NetWalker ransomware - one of the most serious threats to the healthcare field - changed its business model to Ransomware-as-a-Serice in an attempt to partner with other cybercriminals, reports Advanced Intelligence. They were increasingly active in pandemic and will probably continue to do so, thus, - be vigilant and think on how you can protect your systems against network infiltrations.
By the way, paying the ransom can double ransomware attack recovery costs - according to the new research from Sophos. The most viable solution if you’ve fallen victim to a ransom is to recover encrypted data from backups without paying criminals or even stop the attack before the data is encrypted.
Qatar’s mandatory COVID-19 tracing app was vulnerable to cyberattacks, according to Amnesty International investigation. They’ve fixed the issue quickly, so there was - for a change - no attack.
Science & business research in digital healthcare
Fitbit launches large scale consumer health study to detect atrial fibrillation through their sensors and algorithms.
According to the JAMIA study, conducted by Harvard Business School researchers, hospitals face lots of administrative challenges when they report data back to public health agencies, as 4 out of 10 hospitals in the USA say these agencies can’t receive electronic data… Check out the full research here.
New research provides a clinically adaptable strategy for using already available imaging techniques (for instance, MRI) to generate neuroimaging signature for Alzheimer’s disease. Or: scientists found an affordable way to reduce Alzheimer’s misdiagnosis and detection.

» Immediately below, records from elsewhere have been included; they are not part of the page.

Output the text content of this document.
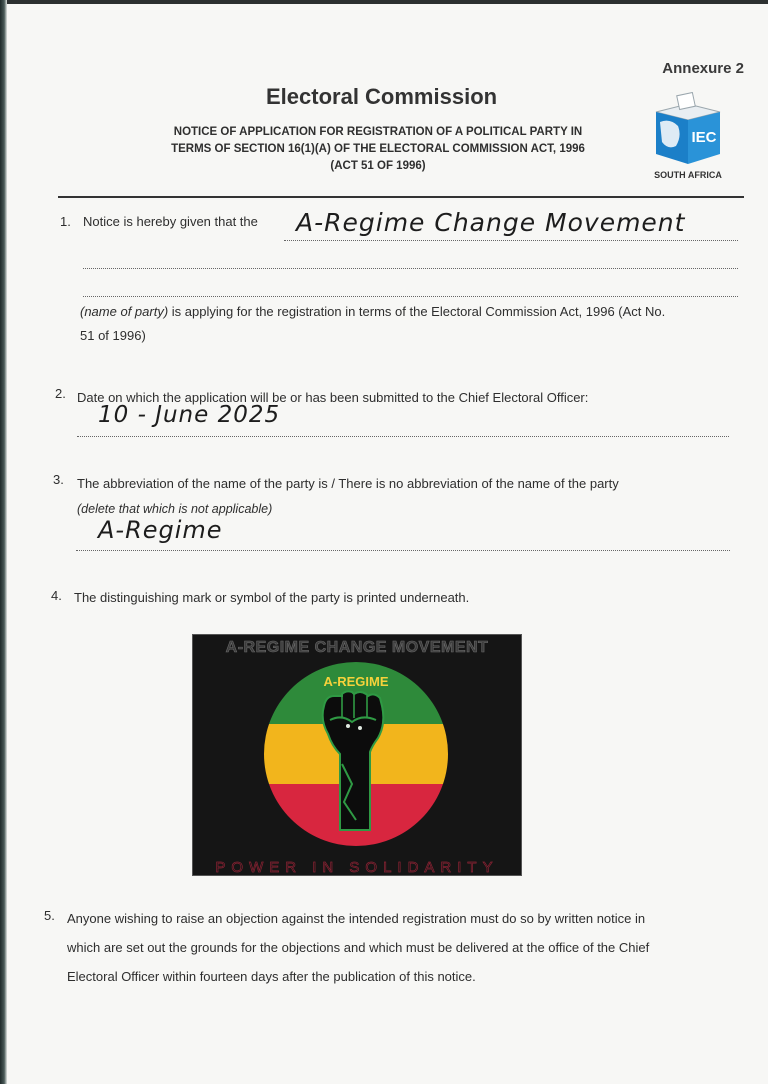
Annexure 2
Electoral Commission
NOTICE OF APPLICATION FOR REGISTRATION OF A POLITICAL PARTY IN
TERMS OF SECTION 16(1)(A) OF THE ELECTORAL COMMISSION ACT, 1996
(ACT 51 OF 1996)
IEC
SOUTH AFRICA
1. Notice is hereby given that the A-Regime Change Movement
(name of party) is applying for the registration in terms of the Electoral Commission Act, 1996 (Act No.
51 of 1996)
2. Date on which the application will be or has been submitted to the Chief Electoral Officer:
10 - June 2025
3. The abbreviation of the name of the party is / There is no abbreviation of the name of the party
(delete that which is not applicable)
A-Regime
4. The distinguishing mark or symbol of the party is printed underneath.
A-REGIME CHANGE MOVEMENT
A-REGIME
POWER IN SOLIDARITY
5. Anyone wishing to raise an objection against the intended registration must do so by written notice in
which are set out the grounds for the objections and which must be delivered at the office of the Chief
Electoral Officer within fourteen days after the publication of this notice.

Another research finds that minimally invasive biosensors systems have the potential to help people better manage gout attacks.
KLAS puts together a report with clinical optimization services, sorting them by their ability to relieve clinicians’ burnout through easy-to-use, understandable interface, streamlined workflow, solution performance, etc.
Machine learning can detect hypotension 15 minutes before the drop, according to Edward Lifesciences Research. That’s amazing because low blood pressure is often fatal and has serious negative outcomes, occurring in surgical patients.
The FHIR-based system for EHRs cut search time from 3 minutes to 5 seconds in The Regenstrief Institute in Indianapolis. In such a way, they’ve managed to make the nation’s largest inter-organizational clinical data repository accessible. Cerner - for the first time, ever - integrated EHR to their client’s hospital (Macon Community Hospital) remotely.
Miiskin - first skin checking app that uses cameras and AI to help users track new and existing moles and skin marks - appeared in EMIS App Library, a database of reviews by NHS DAQ framework applications.
In Sweden, drones join the emergency care front line. They’ll deliver Automated External Defibrillators (AED) for out-of-hospital cardiac arrests (OHCA).
What to read
Why it’s vital to include people of color in the development of coronavirus innovations, as they are the ones who suffer the most from the virus due to systematic exclusion from the proper healthcare, clinical trials, and, in general: racism.
Another side of the point: Rock Health’s material on big tech and contact tracing: “Don’t let perceptions of big tech be the enemy of the greater good.”